From Kernels to Attention: A Transformer Framework for Density and Score Estimation
This provides a unified, distribution-agnostic framework for nonparametric density and score estimation, which is incremental but offers practical improvements over classical approaches.
The authors tackled the problem of joint score and density estimation by developing a permutation- and affine-equivariant transformer that directly estimates both from i.i.d. samples, achieving substantially lower error and better scaling than traditional methods like KDE and SD-KDE.

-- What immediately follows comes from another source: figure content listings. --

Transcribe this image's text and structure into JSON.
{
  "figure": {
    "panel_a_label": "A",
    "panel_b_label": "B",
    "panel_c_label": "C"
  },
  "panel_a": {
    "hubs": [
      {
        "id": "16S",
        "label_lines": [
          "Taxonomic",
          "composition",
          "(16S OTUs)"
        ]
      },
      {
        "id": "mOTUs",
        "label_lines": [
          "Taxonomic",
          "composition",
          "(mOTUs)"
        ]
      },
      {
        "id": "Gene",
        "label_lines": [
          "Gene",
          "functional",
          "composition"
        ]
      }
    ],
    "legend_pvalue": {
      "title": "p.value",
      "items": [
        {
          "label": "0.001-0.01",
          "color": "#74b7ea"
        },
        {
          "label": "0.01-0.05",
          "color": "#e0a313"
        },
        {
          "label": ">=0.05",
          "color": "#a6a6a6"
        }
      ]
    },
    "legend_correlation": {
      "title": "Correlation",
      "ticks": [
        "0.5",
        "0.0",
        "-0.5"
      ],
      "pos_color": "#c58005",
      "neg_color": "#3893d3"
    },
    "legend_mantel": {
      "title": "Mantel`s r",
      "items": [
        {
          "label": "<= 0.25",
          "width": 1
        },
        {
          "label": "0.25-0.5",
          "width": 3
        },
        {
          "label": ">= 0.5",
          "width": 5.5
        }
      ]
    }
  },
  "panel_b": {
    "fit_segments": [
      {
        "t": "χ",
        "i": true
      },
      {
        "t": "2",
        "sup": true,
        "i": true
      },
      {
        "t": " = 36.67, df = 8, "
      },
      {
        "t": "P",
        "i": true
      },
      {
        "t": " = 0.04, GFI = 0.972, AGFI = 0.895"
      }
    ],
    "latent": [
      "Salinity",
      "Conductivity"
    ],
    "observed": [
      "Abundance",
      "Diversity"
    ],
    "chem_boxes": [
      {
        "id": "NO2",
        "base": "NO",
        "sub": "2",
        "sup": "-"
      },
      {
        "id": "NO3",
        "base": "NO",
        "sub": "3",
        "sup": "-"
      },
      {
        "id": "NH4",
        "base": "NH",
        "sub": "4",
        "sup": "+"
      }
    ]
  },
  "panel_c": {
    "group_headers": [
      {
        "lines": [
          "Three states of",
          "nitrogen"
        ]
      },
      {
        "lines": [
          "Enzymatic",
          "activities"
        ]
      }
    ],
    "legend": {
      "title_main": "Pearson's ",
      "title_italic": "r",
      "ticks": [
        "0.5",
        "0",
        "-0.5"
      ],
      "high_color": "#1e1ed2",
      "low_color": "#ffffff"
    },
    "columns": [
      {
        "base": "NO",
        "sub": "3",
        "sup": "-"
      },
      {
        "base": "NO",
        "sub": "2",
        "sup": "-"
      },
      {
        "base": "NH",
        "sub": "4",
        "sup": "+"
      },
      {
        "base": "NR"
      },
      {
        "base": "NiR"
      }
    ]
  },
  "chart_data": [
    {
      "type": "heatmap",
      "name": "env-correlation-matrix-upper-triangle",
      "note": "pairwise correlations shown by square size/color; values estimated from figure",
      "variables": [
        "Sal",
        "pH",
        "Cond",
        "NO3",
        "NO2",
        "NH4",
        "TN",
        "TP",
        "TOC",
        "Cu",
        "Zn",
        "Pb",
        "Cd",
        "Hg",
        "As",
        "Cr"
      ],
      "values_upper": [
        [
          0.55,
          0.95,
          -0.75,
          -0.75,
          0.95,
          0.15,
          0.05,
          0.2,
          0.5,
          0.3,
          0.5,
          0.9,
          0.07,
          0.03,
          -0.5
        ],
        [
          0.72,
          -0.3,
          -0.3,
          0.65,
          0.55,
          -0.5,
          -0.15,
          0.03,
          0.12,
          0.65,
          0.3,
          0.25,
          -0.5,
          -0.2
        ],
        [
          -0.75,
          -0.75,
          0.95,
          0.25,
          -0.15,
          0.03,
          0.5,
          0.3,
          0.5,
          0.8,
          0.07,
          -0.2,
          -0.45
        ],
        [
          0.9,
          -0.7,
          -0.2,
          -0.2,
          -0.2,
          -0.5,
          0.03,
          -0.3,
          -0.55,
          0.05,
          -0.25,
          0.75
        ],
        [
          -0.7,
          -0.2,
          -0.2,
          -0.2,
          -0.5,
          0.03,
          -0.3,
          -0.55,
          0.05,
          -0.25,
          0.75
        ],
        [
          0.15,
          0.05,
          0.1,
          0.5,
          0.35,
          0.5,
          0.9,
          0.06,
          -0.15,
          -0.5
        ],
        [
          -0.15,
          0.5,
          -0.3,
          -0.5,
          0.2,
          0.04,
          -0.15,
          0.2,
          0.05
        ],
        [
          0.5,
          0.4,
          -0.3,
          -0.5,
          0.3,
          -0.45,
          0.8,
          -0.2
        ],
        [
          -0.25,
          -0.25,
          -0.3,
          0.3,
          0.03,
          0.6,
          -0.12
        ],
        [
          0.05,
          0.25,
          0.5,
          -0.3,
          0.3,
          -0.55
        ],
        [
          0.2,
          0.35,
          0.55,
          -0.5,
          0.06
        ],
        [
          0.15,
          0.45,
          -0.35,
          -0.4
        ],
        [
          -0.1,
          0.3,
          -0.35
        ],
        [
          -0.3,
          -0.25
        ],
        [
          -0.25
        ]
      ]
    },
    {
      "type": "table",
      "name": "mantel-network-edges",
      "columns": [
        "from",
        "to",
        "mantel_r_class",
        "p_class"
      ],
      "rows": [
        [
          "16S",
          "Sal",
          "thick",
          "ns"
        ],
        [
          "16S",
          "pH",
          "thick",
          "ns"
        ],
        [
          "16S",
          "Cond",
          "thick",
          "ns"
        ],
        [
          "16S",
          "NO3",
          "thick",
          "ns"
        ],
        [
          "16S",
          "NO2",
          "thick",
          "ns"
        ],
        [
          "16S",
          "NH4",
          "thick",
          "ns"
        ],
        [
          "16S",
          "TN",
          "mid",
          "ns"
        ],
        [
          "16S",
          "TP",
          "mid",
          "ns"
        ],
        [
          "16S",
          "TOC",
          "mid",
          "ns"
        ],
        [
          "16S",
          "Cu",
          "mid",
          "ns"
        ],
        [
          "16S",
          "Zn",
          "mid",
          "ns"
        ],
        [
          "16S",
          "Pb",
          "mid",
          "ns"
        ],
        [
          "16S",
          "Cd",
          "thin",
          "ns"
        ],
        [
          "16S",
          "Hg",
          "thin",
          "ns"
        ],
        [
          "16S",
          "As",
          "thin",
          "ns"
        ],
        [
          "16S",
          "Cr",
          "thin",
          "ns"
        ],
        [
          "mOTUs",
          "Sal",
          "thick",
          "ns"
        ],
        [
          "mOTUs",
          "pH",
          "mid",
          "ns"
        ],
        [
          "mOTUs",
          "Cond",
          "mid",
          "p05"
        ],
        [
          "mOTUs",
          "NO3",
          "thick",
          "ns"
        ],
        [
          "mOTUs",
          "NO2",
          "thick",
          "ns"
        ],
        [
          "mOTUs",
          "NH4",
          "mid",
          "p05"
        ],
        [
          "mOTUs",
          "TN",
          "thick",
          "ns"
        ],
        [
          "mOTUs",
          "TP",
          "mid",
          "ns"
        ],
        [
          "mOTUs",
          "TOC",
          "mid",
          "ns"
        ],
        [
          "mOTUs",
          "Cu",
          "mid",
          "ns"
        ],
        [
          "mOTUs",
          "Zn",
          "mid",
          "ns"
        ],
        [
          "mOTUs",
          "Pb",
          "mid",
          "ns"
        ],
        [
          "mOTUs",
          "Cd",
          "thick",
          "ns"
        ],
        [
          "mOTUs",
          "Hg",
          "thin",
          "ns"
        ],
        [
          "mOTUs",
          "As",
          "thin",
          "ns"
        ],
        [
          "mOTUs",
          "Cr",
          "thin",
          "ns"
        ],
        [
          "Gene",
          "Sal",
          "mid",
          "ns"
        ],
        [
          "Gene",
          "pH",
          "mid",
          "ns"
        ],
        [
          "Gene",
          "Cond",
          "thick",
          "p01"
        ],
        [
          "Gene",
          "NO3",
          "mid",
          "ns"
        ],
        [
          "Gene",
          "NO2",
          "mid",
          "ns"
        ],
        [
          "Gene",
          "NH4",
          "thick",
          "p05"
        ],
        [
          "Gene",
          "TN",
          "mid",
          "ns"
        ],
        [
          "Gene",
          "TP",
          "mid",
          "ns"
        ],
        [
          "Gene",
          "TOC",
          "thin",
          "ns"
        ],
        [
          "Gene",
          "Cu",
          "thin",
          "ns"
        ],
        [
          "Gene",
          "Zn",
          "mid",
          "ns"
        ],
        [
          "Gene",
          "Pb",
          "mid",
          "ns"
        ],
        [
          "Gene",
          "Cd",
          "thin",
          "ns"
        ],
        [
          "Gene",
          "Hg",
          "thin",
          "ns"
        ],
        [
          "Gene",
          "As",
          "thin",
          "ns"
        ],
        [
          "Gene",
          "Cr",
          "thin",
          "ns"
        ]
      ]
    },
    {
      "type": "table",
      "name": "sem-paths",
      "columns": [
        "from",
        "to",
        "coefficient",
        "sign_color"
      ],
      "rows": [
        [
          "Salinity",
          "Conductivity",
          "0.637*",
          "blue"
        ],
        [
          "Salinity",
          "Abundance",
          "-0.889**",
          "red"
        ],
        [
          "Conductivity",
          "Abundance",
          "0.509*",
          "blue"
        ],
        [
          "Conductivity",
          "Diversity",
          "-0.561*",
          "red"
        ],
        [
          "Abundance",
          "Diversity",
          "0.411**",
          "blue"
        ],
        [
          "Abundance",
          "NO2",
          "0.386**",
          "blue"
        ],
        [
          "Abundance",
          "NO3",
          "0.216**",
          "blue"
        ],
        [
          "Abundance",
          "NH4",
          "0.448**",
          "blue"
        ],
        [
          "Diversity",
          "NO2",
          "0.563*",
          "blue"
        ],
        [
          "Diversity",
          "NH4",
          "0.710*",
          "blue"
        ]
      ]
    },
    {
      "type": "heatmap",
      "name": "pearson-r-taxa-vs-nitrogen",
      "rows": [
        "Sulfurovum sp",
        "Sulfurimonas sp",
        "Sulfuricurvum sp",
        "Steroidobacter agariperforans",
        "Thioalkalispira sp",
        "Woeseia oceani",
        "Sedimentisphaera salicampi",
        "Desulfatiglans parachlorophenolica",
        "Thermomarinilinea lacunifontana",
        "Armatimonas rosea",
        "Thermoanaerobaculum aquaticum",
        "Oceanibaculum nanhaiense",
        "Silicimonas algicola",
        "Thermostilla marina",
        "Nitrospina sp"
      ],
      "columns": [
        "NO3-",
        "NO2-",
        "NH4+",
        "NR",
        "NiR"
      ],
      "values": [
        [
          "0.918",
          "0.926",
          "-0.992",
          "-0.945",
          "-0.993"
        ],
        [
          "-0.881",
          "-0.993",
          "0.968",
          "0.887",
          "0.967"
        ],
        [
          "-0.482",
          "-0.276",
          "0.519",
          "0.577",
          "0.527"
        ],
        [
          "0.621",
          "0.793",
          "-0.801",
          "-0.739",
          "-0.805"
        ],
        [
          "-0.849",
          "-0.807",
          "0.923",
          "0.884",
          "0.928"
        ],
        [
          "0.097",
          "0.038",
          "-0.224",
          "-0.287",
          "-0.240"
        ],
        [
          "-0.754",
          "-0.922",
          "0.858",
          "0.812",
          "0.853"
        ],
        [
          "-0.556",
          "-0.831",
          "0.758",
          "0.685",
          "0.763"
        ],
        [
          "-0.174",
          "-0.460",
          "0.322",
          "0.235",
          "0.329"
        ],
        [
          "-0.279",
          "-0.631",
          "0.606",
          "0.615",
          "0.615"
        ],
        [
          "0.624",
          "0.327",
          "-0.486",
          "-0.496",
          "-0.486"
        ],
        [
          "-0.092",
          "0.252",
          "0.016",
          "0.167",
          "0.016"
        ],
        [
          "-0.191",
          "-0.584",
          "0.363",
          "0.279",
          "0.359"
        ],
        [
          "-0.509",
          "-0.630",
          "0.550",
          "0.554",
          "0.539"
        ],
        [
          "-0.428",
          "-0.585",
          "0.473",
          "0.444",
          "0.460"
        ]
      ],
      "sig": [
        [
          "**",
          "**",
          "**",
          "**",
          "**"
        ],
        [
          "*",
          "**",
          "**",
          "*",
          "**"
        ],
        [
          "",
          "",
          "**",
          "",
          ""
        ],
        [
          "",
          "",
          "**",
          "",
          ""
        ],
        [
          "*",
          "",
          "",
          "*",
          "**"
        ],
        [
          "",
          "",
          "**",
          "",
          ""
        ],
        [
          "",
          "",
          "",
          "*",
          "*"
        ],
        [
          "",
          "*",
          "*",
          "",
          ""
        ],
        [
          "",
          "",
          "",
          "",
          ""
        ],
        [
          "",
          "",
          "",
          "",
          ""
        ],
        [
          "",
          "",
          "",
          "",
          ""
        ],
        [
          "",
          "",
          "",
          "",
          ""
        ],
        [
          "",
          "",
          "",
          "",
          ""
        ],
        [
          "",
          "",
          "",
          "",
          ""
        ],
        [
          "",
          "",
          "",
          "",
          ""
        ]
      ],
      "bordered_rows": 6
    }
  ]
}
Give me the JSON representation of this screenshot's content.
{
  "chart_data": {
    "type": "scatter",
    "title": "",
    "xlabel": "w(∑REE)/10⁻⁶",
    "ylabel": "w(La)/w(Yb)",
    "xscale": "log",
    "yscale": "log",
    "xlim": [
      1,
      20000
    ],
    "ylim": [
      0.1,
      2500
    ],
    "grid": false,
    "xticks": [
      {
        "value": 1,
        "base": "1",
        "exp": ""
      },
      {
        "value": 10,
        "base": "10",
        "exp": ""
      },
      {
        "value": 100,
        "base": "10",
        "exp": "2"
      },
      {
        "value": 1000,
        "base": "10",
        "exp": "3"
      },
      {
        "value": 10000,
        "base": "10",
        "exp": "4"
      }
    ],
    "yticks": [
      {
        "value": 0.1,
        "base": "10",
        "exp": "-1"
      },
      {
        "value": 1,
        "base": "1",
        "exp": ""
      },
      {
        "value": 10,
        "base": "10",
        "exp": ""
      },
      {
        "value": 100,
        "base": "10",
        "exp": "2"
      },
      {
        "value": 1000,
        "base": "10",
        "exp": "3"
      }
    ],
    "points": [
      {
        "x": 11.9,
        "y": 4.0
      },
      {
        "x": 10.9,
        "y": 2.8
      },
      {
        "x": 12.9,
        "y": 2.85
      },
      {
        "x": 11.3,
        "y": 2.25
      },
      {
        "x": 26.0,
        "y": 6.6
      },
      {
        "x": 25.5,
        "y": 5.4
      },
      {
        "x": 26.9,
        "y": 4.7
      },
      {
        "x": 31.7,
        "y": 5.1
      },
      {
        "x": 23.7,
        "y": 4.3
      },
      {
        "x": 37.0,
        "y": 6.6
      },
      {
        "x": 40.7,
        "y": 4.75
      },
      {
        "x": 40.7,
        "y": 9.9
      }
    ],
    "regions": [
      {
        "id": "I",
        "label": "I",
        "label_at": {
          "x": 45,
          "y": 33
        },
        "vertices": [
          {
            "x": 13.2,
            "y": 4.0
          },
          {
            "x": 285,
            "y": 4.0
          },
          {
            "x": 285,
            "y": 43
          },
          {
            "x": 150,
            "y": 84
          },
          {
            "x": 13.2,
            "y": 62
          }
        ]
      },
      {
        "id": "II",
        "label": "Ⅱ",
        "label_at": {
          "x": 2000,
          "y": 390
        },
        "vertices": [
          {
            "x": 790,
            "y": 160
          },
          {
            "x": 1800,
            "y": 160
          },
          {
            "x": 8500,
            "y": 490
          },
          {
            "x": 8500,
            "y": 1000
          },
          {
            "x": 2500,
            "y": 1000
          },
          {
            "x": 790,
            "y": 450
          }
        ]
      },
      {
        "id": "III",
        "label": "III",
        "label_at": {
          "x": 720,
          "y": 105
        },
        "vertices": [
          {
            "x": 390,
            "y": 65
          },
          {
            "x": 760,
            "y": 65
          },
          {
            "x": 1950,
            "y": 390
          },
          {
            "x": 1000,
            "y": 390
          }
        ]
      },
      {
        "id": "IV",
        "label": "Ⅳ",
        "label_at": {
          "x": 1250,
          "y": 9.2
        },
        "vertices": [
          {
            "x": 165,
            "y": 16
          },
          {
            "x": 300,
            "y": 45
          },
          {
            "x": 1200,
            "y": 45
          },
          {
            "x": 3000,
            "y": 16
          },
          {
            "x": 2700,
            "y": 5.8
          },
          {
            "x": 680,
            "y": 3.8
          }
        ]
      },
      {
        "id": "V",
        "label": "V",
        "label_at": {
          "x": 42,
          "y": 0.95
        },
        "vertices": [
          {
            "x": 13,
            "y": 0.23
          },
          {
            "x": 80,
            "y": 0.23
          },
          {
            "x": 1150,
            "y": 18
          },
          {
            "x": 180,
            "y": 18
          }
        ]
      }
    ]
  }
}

We introduce a unified attention-based framework for joint score and density estimation. Framing the problem as a sequence-to-sequence task, we develop a permutation- and affine-equivariant transformer that estimates both the probability density $f(x)$ and its score $\nabla_x \log f(x)$ directly from i.i.d. samples. Unlike traditional score-matching methods that require training a separate model for each distribution, our approach learns a single distribution-agnostic operator that generalizes across densities and sample sizes. The architecture employs cross-attention to connect observed samples with arbitrary query points, enabling generalization beyond the training data, while built-in symmetry constraints ensure equivariance to permutation and affine transformations. Analytically, we show that the attention weights can recover classical kernel density estimation (KDE), and verify it empirically, establishing a principled link between classical KDE and the transformer architecture. Empirically, the model achieves substantially lower error and better scaling than KDE and score-debiased KDE (SD-KDE), while exhibiting better runtime scaling. Together, these results establish transformers as general-purpose, data-adaptive operators for nonparametric density and score estimation.